For this example, you can use metallb to provide a load balancer service on an IP addresses that is reachable from outside the cluster. The same example also works with other forms of North-South load balancing options. The example below assumes that you have already installed metallb in this cluster to provide the load balancer service including a pool of IP addresses for metallb to use for exposing services externally. Refer to the metallb guide for kind for instructions on setting up metallb on kind clusters or refer to the instructions from the metallb documentation appropriate for your environment.

This example uses the Kubernetes Gateway API for configuring the N-S gateway. Since this API is not currently provided as default in Kubernetes and kind distributions, you have to install the API CRDs first as shown in the example.

An instance of Gateway using the Kubernetes Gateway API CRDs will then be deployed to leverage this metallb load balancer service. The instance of Gateway runs in the istio-system namespace in this example to represent an existing Gateway running in a non-ambient namespace. Finally, an HTTPRoute will be provisioned with a backend reference pointing to the existing httpbin service that is running on an ambient pod in the ambient-demo namespace.

  1. $ kubectl get crd gateways.gateway.networking.k8s.io &> /dev/null || \
  2. { kubectl kustomize "github.com/kubernetes-sigs/gateway-api/config/crd/experimental?ref=v0.6.1" | kubectl apply -f -; }

Istio includes beta support for the Kubernetes Gateway API and intends to make it the default API for traffic management in the future. The following instructions allow you to choose to use either the Gateway API or the Istio configuration API when configuring traffic management in the mesh. Follow instructions under either the Gateway API or Istio APIs tab, according to your preference.

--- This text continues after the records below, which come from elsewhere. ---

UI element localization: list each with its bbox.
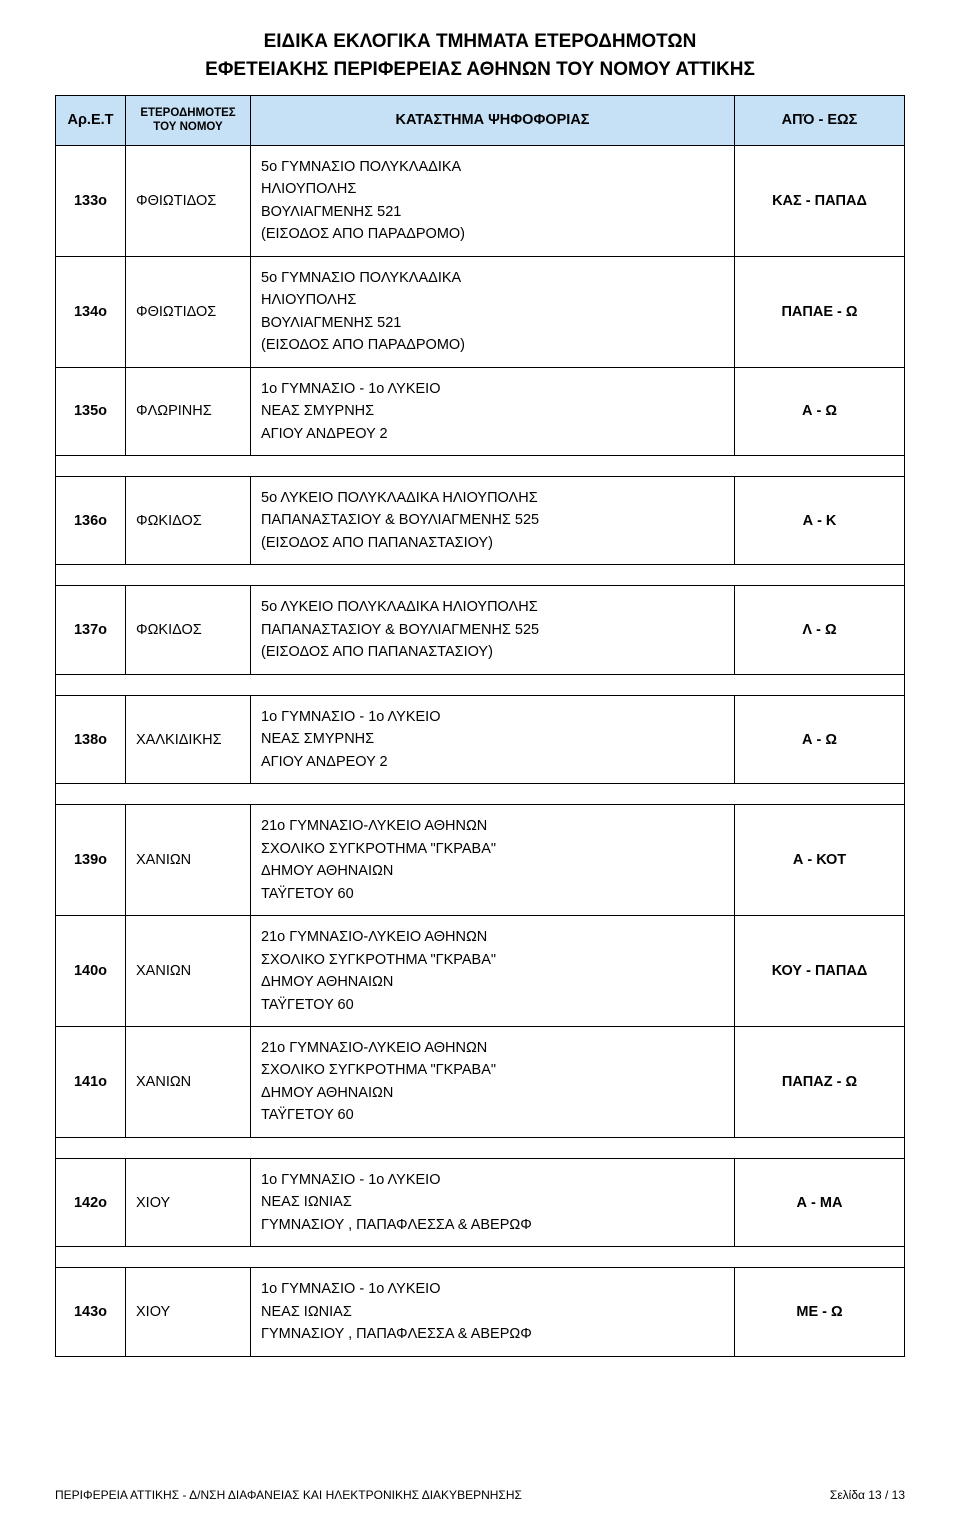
cell-apo-eos: ΚΑΣ - ΠΑΠΑΔ (735, 145, 905, 256)
cell-nomos: ΧΑΝΙΩΝ (126, 916, 251, 1027)
cell-nomos: ΧΑΛΚΙΔΙΚΗΣ (126, 695, 251, 783)
cell-apo-eos: Λ - Ω (735, 586, 905, 674)
col-katastima-header: ΚΑΤΑΣΤΗΜΑ ΨΗΦΟΦΟΡΙΑΣ (251, 96, 735, 146)
cell-num: 136ο (56, 477, 126, 565)
col-nomos-header-line2: ΤΟΥ ΝΟΜΟΥ (153, 121, 222, 133)
table-row: 143οΧΙΟΥ1ο ΓΥΜΝΑΣΙΟ - 1ο ΛΥΚΕΙΟΝΕΑΣ ΙΩΝΙ… (56, 1268, 905, 1356)
cell-katastima: 21ο ΓΥΜΝΑΣΙΟ-ΛΥΚΕΙΟ ΑΘΗΝΩΝΣΧΟΛΙΚΟ ΣΥΓΚΡΟ… (251, 1026, 735, 1137)
row-gap (56, 456, 905, 477)
cell-num: 134ο (56, 256, 126, 367)
cell-num: 133ο (56, 145, 126, 256)
cell-apo-eos: Α - ΚΟΤ (735, 805, 905, 916)
table-body: 133οΦΘΙΩΤΙΔΟΣ 5ο ΓΥΜΝΑΣΙΟ ΠΟΛΥΚΛΑΔΙΚΑΗΛΙ… (56, 145, 905, 1356)
table-row: 139οΧΑΝΙΩΝ21ο ΓΥΜΝΑΣΙΟ-ΛΥΚΕΙΟ ΑΘΗΝΩΝΣΧΟΛ… (56, 805, 905, 916)
cell-katastima: 5ο ΛΥΚΕΙΟ ΠΟΛΥΚΛΑΔΙΚΑ ΗΛΙΟΥΠΟΛΗΣΠΑΠΑΝΑΣΤ… (251, 586, 735, 674)
row-gap (56, 565, 905, 586)
cell-nomos: ΦΩΚΙΔΟΣ (126, 477, 251, 565)
table-row: 140οΧΑΝΙΩΝ21ο ΓΥΜΝΑΣΙΟ-ΛΥΚΕΙΟ ΑΘΗΝΩΝΣΧΟΛ… (56, 916, 905, 1027)
cell-apo-eos: ΜΕ - Ω (735, 1268, 905, 1356)
row-gap (56, 784, 905, 805)
cell-num: 135ο (56, 367, 126, 455)
cell-katastima: 5ο ΓΥΜΝΑΣΙΟ ΠΟΛΥΚΛΑΔΙΚΑΗΛΙΟΥΠΟΛΗΣΒΟΥΛΙΑΓ… (251, 256, 735, 367)
page-footer: ΠΕΡΙΦΕΡΕΙΑ ΑΤΤΙΚΗΣ - Δ/ΝΣΗ ΔΙΑΦΑΝΕΙΑΣ ΚΑ… (55, 1488, 905, 1502)
cell-nomos: ΧΙΟΥ (126, 1268, 251, 1356)
cell-apo-eos: Α - Ω (735, 695, 905, 783)
cell-num: 142ο (56, 1158, 126, 1246)
voting-table: Αρ.Ε.Τ ΕΤΕΡΟΔΗΜΟΤΕΣ ΤΟΥ ΝΟΜΟΥ ΚΑΤΑΣΤΗΜΑ … (55, 95, 905, 1357)
cell-nomos: ΦΛΩΡΙΝΗΣ (126, 367, 251, 455)
cell-nomos: ΦΩΚΙΔΟΣ (126, 586, 251, 674)
col-nomos-header: ΕΤΕΡΟΔΗΜΟΤΕΣ ΤΟΥ ΝΟΜΟΥ (126, 96, 251, 146)
cell-katastima: 5ο ΛΥΚΕΙΟ ΠΟΛΥΚΛΑΔΙΚΑ ΗΛΙΟΥΠΟΛΗΣΠΑΠΑΝΑΣΤ… (251, 477, 735, 565)
page: ΕΙΔΙΚΑ ΕΚΛΟΓΙΚΑ ΤΜΗΜΑΤΑ ΕΤΕΡΟΔΗΜΟΤΩΝ ΕΦΕ… (0, 0, 960, 1522)
cell-nomos: ΧΙΟΥ (126, 1158, 251, 1246)
cell-apo-eos: ΚΟΥ - ΠΑΠΑΔ (735, 916, 905, 1027)
footer-right: Σελίδα 13 / 13 (830, 1488, 905, 1502)
row-gap (56, 674, 905, 695)
table-row: 141οΧΑΝΙΩΝ21ο ΓΥΜΝΑΣΙΟ-ΛΥΚΕΙΟ ΑΘΗΝΩΝΣΧΟΛ… (56, 1026, 905, 1137)
table-row: 136οΦΩΚΙΔΟΣ5ο ΛΥΚΕΙΟ ΠΟΛΥΚΛΑΔΙΚΑ ΗΛΙΟΥΠΟ… (56, 477, 905, 565)
cell-nomos: ΦΘΙΩΤΙΔΟΣ (126, 256, 251, 367)
col-nomos-header-line1: ΕΤΕΡΟΔΗΜΟΤΕΣ (140, 107, 235, 119)
cell-apo-eos: Α - Κ (735, 477, 905, 565)
table-row: 138οΧΑΛΚΙΔΙΚΗΣ1ο ΓΥΜΝΑΣΙΟ - 1ο ΛΥΚΕΙΟΝΕΑ… (56, 695, 905, 783)
cell-katastima: 21ο ΓΥΜΝΑΣΙΟ-ΛΥΚΕΙΟ ΑΘΗΝΩΝΣΧΟΛΙΚΟ ΣΥΓΚΡΟ… (251, 805, 735, 916)
cell-apo-eos: Α - Ω (735, 367, 905, 455)
title-line-2: ΕΦΕΤΕΙΑΚΗΣ ΠΕΡΙΦΕΡΕΙΑΣ ΑΘΗΝΩΝ ΤΟΥ ΝΟΜΟΥ … (205, 59, 755, 80)
cell-katastima: 21ο ΓΥΜΝΑΣΙΟ-ΛΥΚΕΙΟ ΑΘΗΝΩΝΣΧΟΛΙΚΟ ΣΥΓΚΡΟ… (251, 916, 735, 1027)
title-line-1: ΕΙΔΙΚΑ ΕΚΛΟΓΙΚΑ ΤΜΗΜΑΤΑ ΕΤΕΡΟΔΗΜΟΤΩΝ (264, 31, 697, 52)
table-header-row: Αρ.Ε.Τ ΕΤΕΡΟΔΗΜΟΤΕΣ ΤΟΥ ΝΟΜΟΥ ΚΑΤΑΣΤΗΜΑ … (56, 96, 905, 146)
cell-nomos: ΧΑΝΙΩΝ (126, 805, 251, 916)
cell-num: 140ο (56, 916, 126, 1027)
row-gap (56, 1247, 905, 1268)
table-row: 133οΦΘΙΩΤΙΔΟΣ 5ο ΓΥΜΝΑΣΙΟ ΠΟΛΥΚΛΑΔΙΚΑΗΛΙ… (56, 145, 905, 256)
table-row: 135οΦΛΩΡΙΝΗΣ1ο ΓΥΜΝΑΣΙΟ - 1ο ΛΥΚΕΙΟΝΕΑΣ … (56, 367, 905, 455)
cell-katastima: 1ο ΓΥΜΝΑΣΙΟ - 1ο ΛΥΚΕΙΟΝΕΑΣ ΙΩΝΙΑΣΓΥΜΝΑΣ… (251, 1158, 735, 1246)
cell-apo-eos: ΠΑΠΑΖ - Ω (735, 1026, 905, 1137)
col-apo-header: ΑΠΌ - ΕΩΣ (735, 96, 905, 146)
cell-num: 141ο (56, 1026, 126, 1137)
cell-num: 137ο (56, 586, 126, 674)
col-num-header: Αρ.Ε.Τ (56, 96, 126, 146)
cell-katastima: 1ο ΓΥΜΝΑΣΙΟ - 1ο ΛΥΚΕΙΟΝΕΑΣ ΣΜΥΡΝΗΣΑΓΙΟΥ… (251, 695, 735, 783)
cell-katastima: 1ο ΓΥΜΝΑΣΙΟ - 1ο ΛΥΚΕΙΟΝΕΑΣ ΙΩΝΙΑΣΓΥΜΝΑΣ… (251, 1268, 735, 1356)
cell-apo-eos: Α - ΜΑ (735, 1158, 905, 1246)
cell-nomos: ΧΑΝΙΩΝ (126, 1026, 251, 1137)
cell-num: 139ο (56, 805, 126, 916)
cell-num: 143ο (56, 1268, 126, 1356)
cell-katastima: 1ο ΓΥΜΝΑΣΙΟ - 1ο ΛΥΚΕΙΟΝΕΑΣ ΣΜΥΡΝΗΣΑΓΙΟΥ… (251, 367, 735, 455)
table-row: 134οΦΘΙΩΤΙΔΟΣ 5ο ΓΥΜΝΑΣΙΟ ΠΟΛΥΚΛΑΔΙΚΑΗΛΙ… (56, 256, 905, 367)
table-row: 142οΧΙΟΥ1ο ΓΥΜΝΑΣΙΟ - 1ο ΛΥΚΕΙΟΝΕΑΣ ΙΩΝΙ… (56, 1158, 905, 1246)
footer-left: ΠΕΡΙΦΕΡΕΙΑ ΑΤΤΙΚΗΣ - Δ/ΝΣΗ ΔΙΑΦΑΝΕΙΑΣ ΚΑ… (55, 1488, 522, 1502)
cell-num: 138ο (56, 695, 126, 783)
row-gap (56, 1137, 905, 1158)
cell-apo-eos: ΠΑΠΑΕ - Ω (735, 256, 905, 367)
table-row: 137οΦΩΚΙΔΟΣ5ο ΛΥΚΕΙΟ ΠΟΛΥΚΛΑΔΙΚΑ ΗΛΙΟΥΠΟ… (56, 586, 905, 674)
cell-nomos: ΦΘΙΩΤΙΔΟΣ (126, 145, 251, 256)
page-title: ΕΙΔΙΚΑ ΕΚΛΟΓΙΚΑ ΤΜΗΜΑΤΑ ΕΤΕΡΟΔΗΜΟΤΩΝ ΕΦΕ… (55, 28, 905, 83)
cell-katastima: 5ο ΓΥΜΝΑΣΙΟ ΠΟΛΥΚΛΑΔΙΚΑΗΛΙΟΥΠΟΛΗΣΒΟΥΛΙΑΓ… (251, 145, 735, 256)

  1. $ kubectl apply -f - << EOF
  2. apiVersion: gateway.networking.k8s.io/v1beta1
  3. kind: Gateway
  4. metadata:
  5. name: httpbin-gateway
  6. namespace: istio-system
  7. spec:
  8. gatewayClassName: istio
  9. listeners:
  10. - name: http
  11. port: 80
  12. protocol: HTTP
  13. allowedRoutes:
  14. namespaces:
  15. from: All
  16. EOF
  1. $ kubectl apply -n ambient-demo -f - << EOF
  2. apiVersion: gateway.networking.k8s.io/v1beta1
  3. kind: HTTPRoute
  4. metadata:
  5. name: httpbin
  6. spec:
  7. parentRefs:
  8. - name: httpbin-gateway
  9. namespace: istio-system
  10. rules:
  11. - backendRefs:
  12. - name: httpbin
  13. port: 8000
  14. EOF

Next find the external service IP address on which the Gateway is listening and then access the httpbin service on this IP address (172.18.255.200 in the example below) from outside the cluster as shown below.

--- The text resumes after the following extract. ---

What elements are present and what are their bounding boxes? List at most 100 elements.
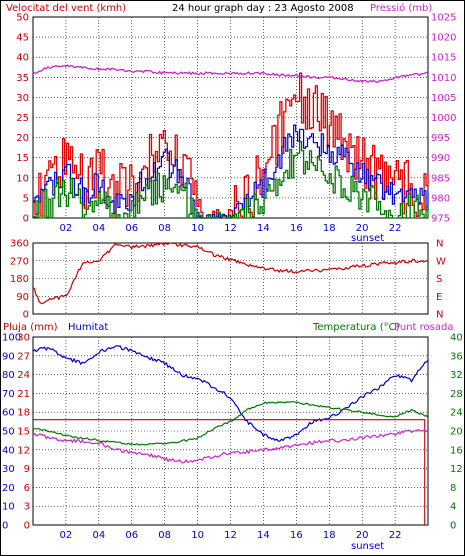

  1. $ kubectl get service httpbin-gateway-istio -n istio-system
  2. NAME TYPE CLUSTER-IP EXTERNAL-IP PORT(S) AGE
  3. httpbin-gateway-istio LoadBalancer 10.110.30.25 172.18.255.200 15021:32272/TCP,80:30159/TCP 121m
  1. $ export INGRESS_HOST=$(kubectl -n istio-system get service httpbin-gateway-istio -o jsonpath='{.status.loadBalancer.ingress[0].ip}')
  2. $ echo "$INGRESS_HOST"
  3. 172.18.255.200
  1. $ curl "$INGRESS_HOST" -s | grep title -m 1
  2. <title>httpbin.org</title>

These examples illustrate multiple options for interoperability between ambient pods and non-ambient endpoints (which can be either Kubernetes application pods or Istio gateway pods with both Istio native gateways and Kubernetes Gateway API instances). Interoperability is also supported between Istio ambient pods and Istio Egress Gateways as well as scenarios where the ambient pods run the client-side of an application with the service side running outside of the mesh of on a mesh pod that uses the sidecar proxy mode. Hence, users have multiple options for seamlessly integrating ambient and non-ambient workloads within the same Istio mesh, allowing for phased introduction of ambient capability as best suits the needs of Istio mesh deployments and operations.